WhatsApp sues Indian government to prevent breach of privacy

WhatsApp sues Indian government to prevent breach of privacy

WhatsApp, founded by Mark Zuckerberg, has filed a lawsuit in Delhi against the Indian government, attempting to halt regulations that go into effect on Wednesday that would compel WhatsApp to violate privacy protections in India.

According to Reuters, WhatsApp has asked the Delhi High Court to declare that one of the new IT rules violates privacy rights in India’s constitution because it requires social media companies to identify the “first originator of information” when authorities demand it.

The WhatsApp lawsuit intensifies a growing conflict between Prime Minister Narendra Modi’s government and tech titans such as Facebook, Alphabet’s parent company Google, and Twitter in one of their key global growth markets.

Tensions rose this week after police raided Twitter’s offices. The microblogging service had labelled posts by a spokesman for India’s dominant party and others as “manipulated media,” claiming that forged content was included.

New Delhi has also pressed tech companies to remove what it calls “misinformation” about the COVID-19 pandemic ravaging India, as well as some criticism of the government’s response to the crisis, which is claiming thousands of lives every day.

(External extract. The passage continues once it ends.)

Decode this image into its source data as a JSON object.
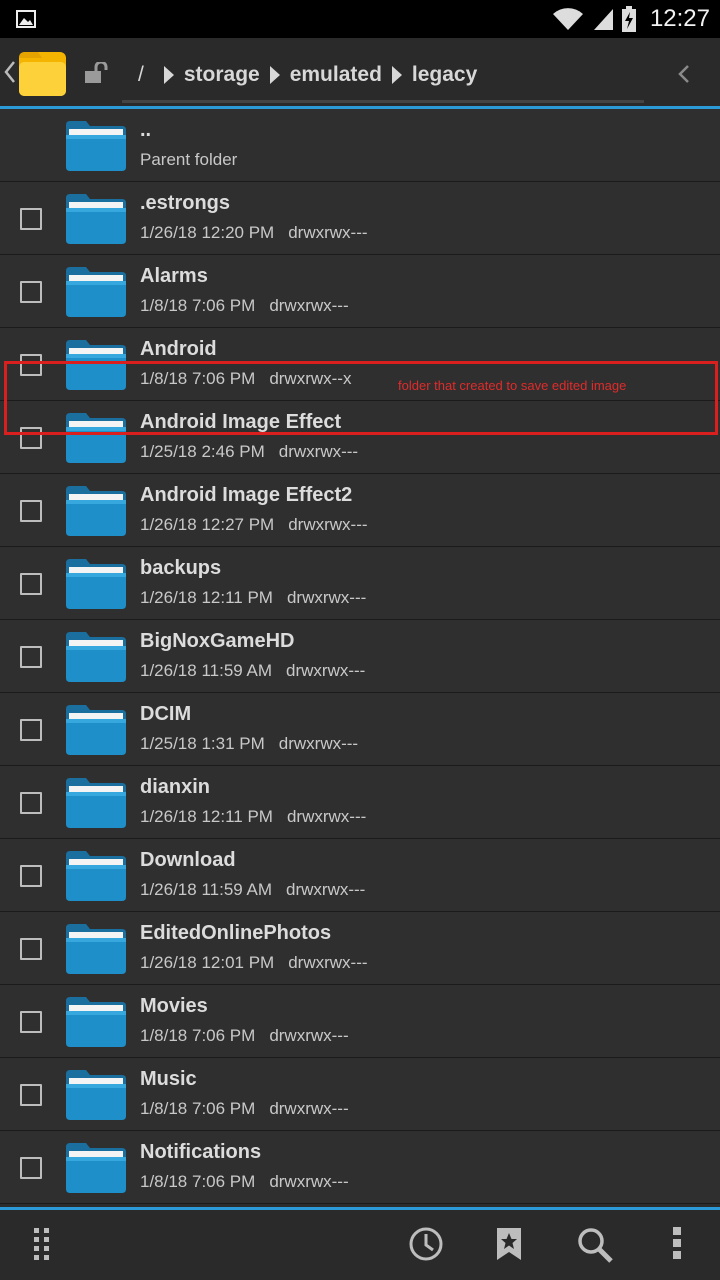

While the new law only requires WhatsApp, which has half a billion users in India, to unmask people credibly accused of wrongdoing, the company claims that it cannot do so on its own.

READ ALSO: Top 5 Tracking Apps to Find Someone’s Phone Location in 2021

WhatsApp claims that because messages are encrypted end-to-end, it would have to break encryption for both message recipients and senders in order to comply with the new law.

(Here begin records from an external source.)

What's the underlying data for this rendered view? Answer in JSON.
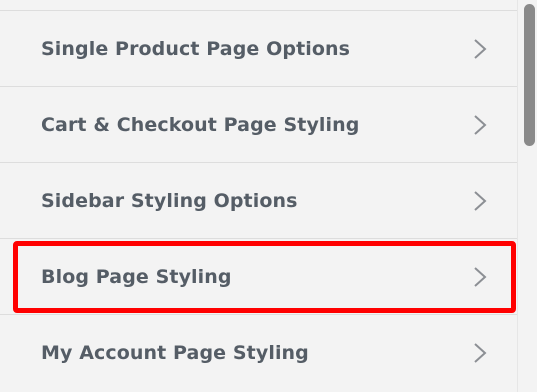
{
  "menu": {
    "items": [
      {
        "label": "Single Product Page Options",
        "icon": "chevron-right-icon"
      },
      {
        "label": "Cart & Checkout Page Styling",
        "icon": "chevron-right-icon"
      },
      {
        "label": "Sidebar Styling Options",
        "icon": "chevron-right-icon"
      },
      {
        "label": "Blog Page Styling",
        "icon": "chevron-right-icon",
        "highlighted": true
      },
      {
        "label": "My Account Page Styling",
        "icon": "chevron-right-icon"
      }
    ]
  },
  "colors": {
    "background": "#f3f3f3",
    "label": "#555d66",
    "chevron": "#8c8f94",
    "highlight": "#ff0000",
    "scrollbar_thumb": "#8a8a8a"
  }
}
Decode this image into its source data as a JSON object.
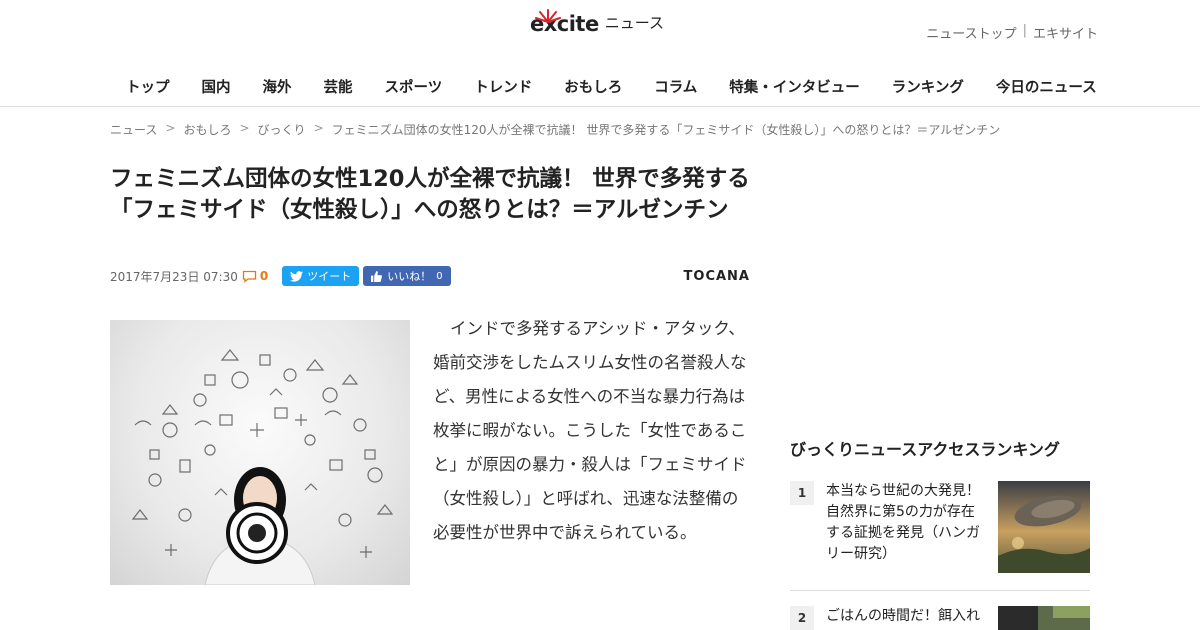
{
  "header": {
    "logo_brand": "excite",
    "logo_news": "ニュース",
    "top_links": [
      "ニューストップ",
      "エキサイト"
    ],
    "nav": [
      "トップ",
      "国内",
      "海外",
      "芸能",
      "スポーツ",
      "トレンド",
      "おもしろ",
      "コラム",
      "特集・インタビュー",
      "ランキング",
      "今日のニュース"
    ]
  },
  "breadcrumb": [
    "ニュース",
    "おもしろ",
    "びっくり",
    "フェミニズム団体の女性120人が全裸で抗議！ 世界で多発する「フェミサイド（女性殺し）」への怒りとは？＝アルゼンチン"
  ],
  "article": {
    "title": "フェミニズム団体の女性120人が全裸で抗議！ 世界で多発する「フェミサイド（女性殺し）」への怒りとは？＝アルゼンチン",
    "date": "2017年7月23日 07:30",
    "comment_count": "0",
    "tweet_label": "ツイート",
    "like_label": "いいね！",
    "like_count": "0",
    "source": "TOCANA",
    "body": "インドで多発するアシッド・アタック、婚前交渉をしたムスリム女性の名誉殺人など、男性による女性への不当な暴力行為は枚挙に暇がない。こうした「女性であること」が原因の暴力・殺人は「フェミサイド（女性殺し）」と呼ばれ、迅速な法整備の必要性が世界中で訴えられている。"
  },
  "sidebar": {
    "ranking_title": "びっくりニュースアクセスランキング",
    "items": [
      {
        "rank": "1",
        "text": "本当なら世紀の大発見！自然界に第5の力が存在する証拠を発見（ハンガリー研究）"
      },
      {
        "rank": "2",
        "text": "ごはんの時間だ！餌入れ"
      }
    ]
  },
  "colors": {
    "tweet": "#1da1f2",
    "like": "#4267b2",
    "comment_accent": "#e8780f",
    "logo_spark": "#d7262c"
  }
}
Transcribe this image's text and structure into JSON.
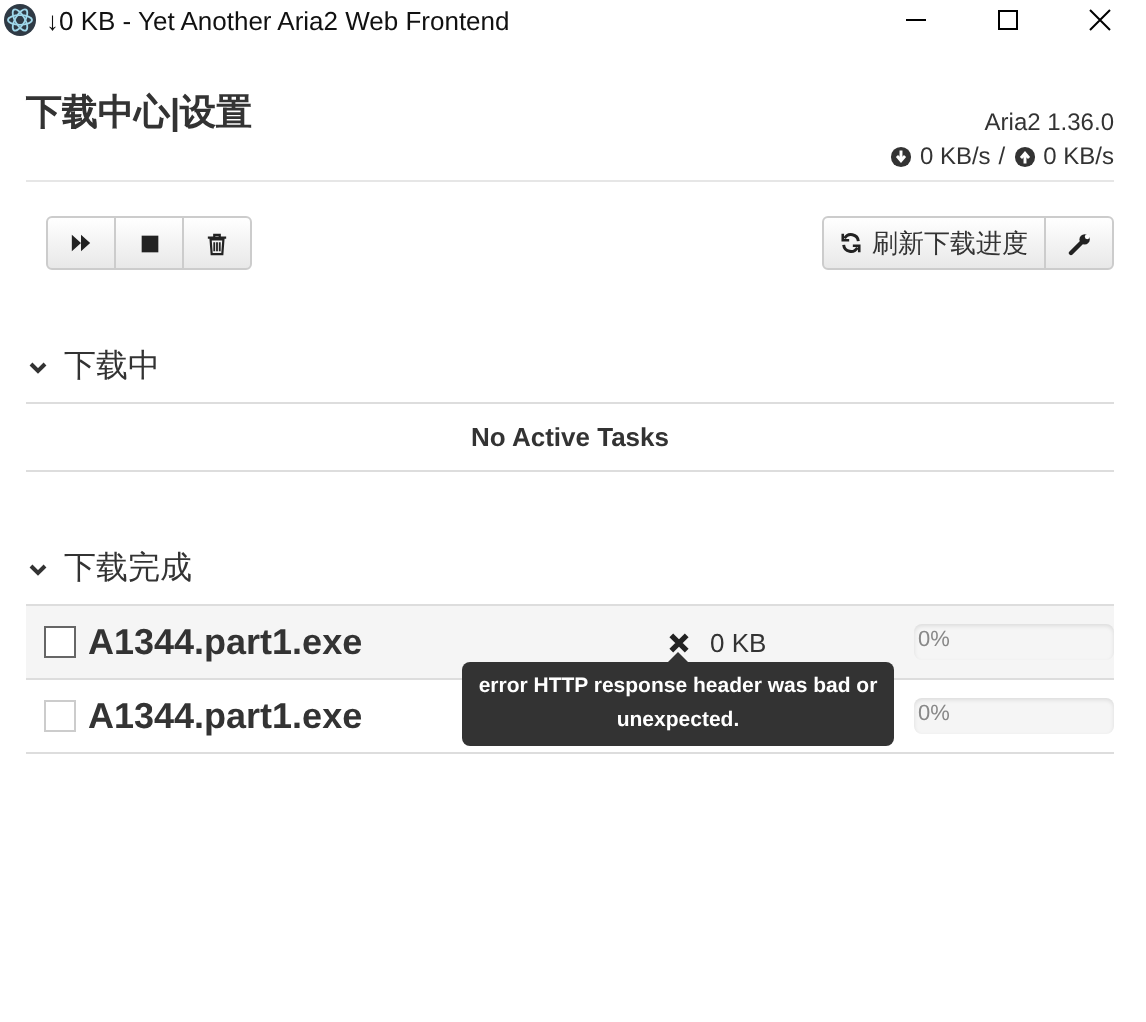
{
  "window": {
    "title": "↓0 KB - Yet Another Aria2 Web Frontend"
  },
  "header": {
    "title": "下载中心|设置",
    "version": "Aria2 1.36.0",
    "download_speed": "0 KB/s",
    "separator": "/",
    "upload_speed": "0 KB/s"
  },
  "toolbar": {
    "refresh_button": "刷新下载进度"
  },
  "sections": [
    {
      "title": "下载中",
      "expanded": true,
      "empty_text": "No Active Tasks"
    },
    {
      "title": "下载完成",
      "expanded": true,
      "tasks": [
        {
          "name": "A1344.part1.exe",
          "checked": false,
          "highlighted": true,
          "size": "0 KB",
          "level": 0,
          "percent": "0%",
          "tooltip": "error HTTP response header was bad or unexpected."
        },
        {
          "name": "A1344.part1.exe",
          "checked": false,
          "highlighted": false,
          "level": 0,
          "percent": "0%"
        }
      ]
    }
  ]
}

When asked to comment on the lawsuit, WhatsApp said in a statement, “Requiring messaging apps to ‘trace’ chats is the equivalent of asking us to keep a fingerprint of every single message sent on WhatsApp, which would break end-to-end encryption and fundamentally undermine people’s right to privacy.”

Due to the sensitivity of the issue, the sources familiar with the lawsuit declined to be identified.

According to a government official, WhatsApp could find a way to track disinformation originators, a long-standing stance of Prime Minister Narendra Modi’s administration, and the US company was not asked to break encryption.

WhatsApp stated that it would continue to work with the government. On Wednesday, its Indian operations remained operational as usual.

The Indian Ministry of Technology did not respond to a request for comment.

The lawsuit also comes at a time when many Indians have begun using rival messaging apps such as Signal and Telegram in response to WhatsApp’s new privacy policy, which allows it to share some data with Facebook and other group firms.

While downloads of Signal and Telegram have increased in India, neither app has as large a user base as WhatsApp. They have yet to respond to India’s request for traceability.

The companies’ reactions to the new rules have been the subject of intense speculation since they were announced in February, 90 days before they were to go into effect.

The new Intermediary Guidelines and Digital Media Ethics Code in India designate “significant social media intermediaries” as potentially vulnerable to lawsuits and criminal prosecution if they fail to follow the code.

WhatsApp, Facebook, and other tech companies have all made significant investments in India. However, company executives privately worry that the Modi government’s increasingly heavy-handed regulation will jeopardize their prospects.

Among the new rules are requirements that large social media companies appoint Indian citizens to key compliance roles, remove content within 36 hours of a legal order, and set up a complaint response mechanism. To remove pornography, they must also use automated processes.

COURT DIFFICULTIES

Facebook has stated that it agrees with the majority of the provisions but is still looking to negotiate some. Twitter, which has drawn the most criticism for failing to remove posts by government critics, declined to comment.

Some in the industry are hoping that the new rules will be delayed while such objections are heard.

According to people familiar with the matter, the WhatsApp complaint cites a 2017 Indian Supreme Court ruling in favor of privacy in a case known as the Puttaswamy judgment.

The court determined that privacy must be protected unless legality, necessity, and proportionality all weighed against it. WhatsApp claims that the new law fails all of those tests, beginning with a lack of explicit parliamentary support.

WhatsApp’s arguments have been supported by experts.

In March, Stanford Internet Observatory scholar Riana Pfefferkorn wrote, “The new traceability and filtering requirements may put an end to end-to-end encryption in India.”

Other legal challenges to the new rules are already in the works in Delhi and elsewhere.

In one, reporters argue that the underlying law does not support the extension of technology regulations to digital publishers, including the imposition of decency and taste standards.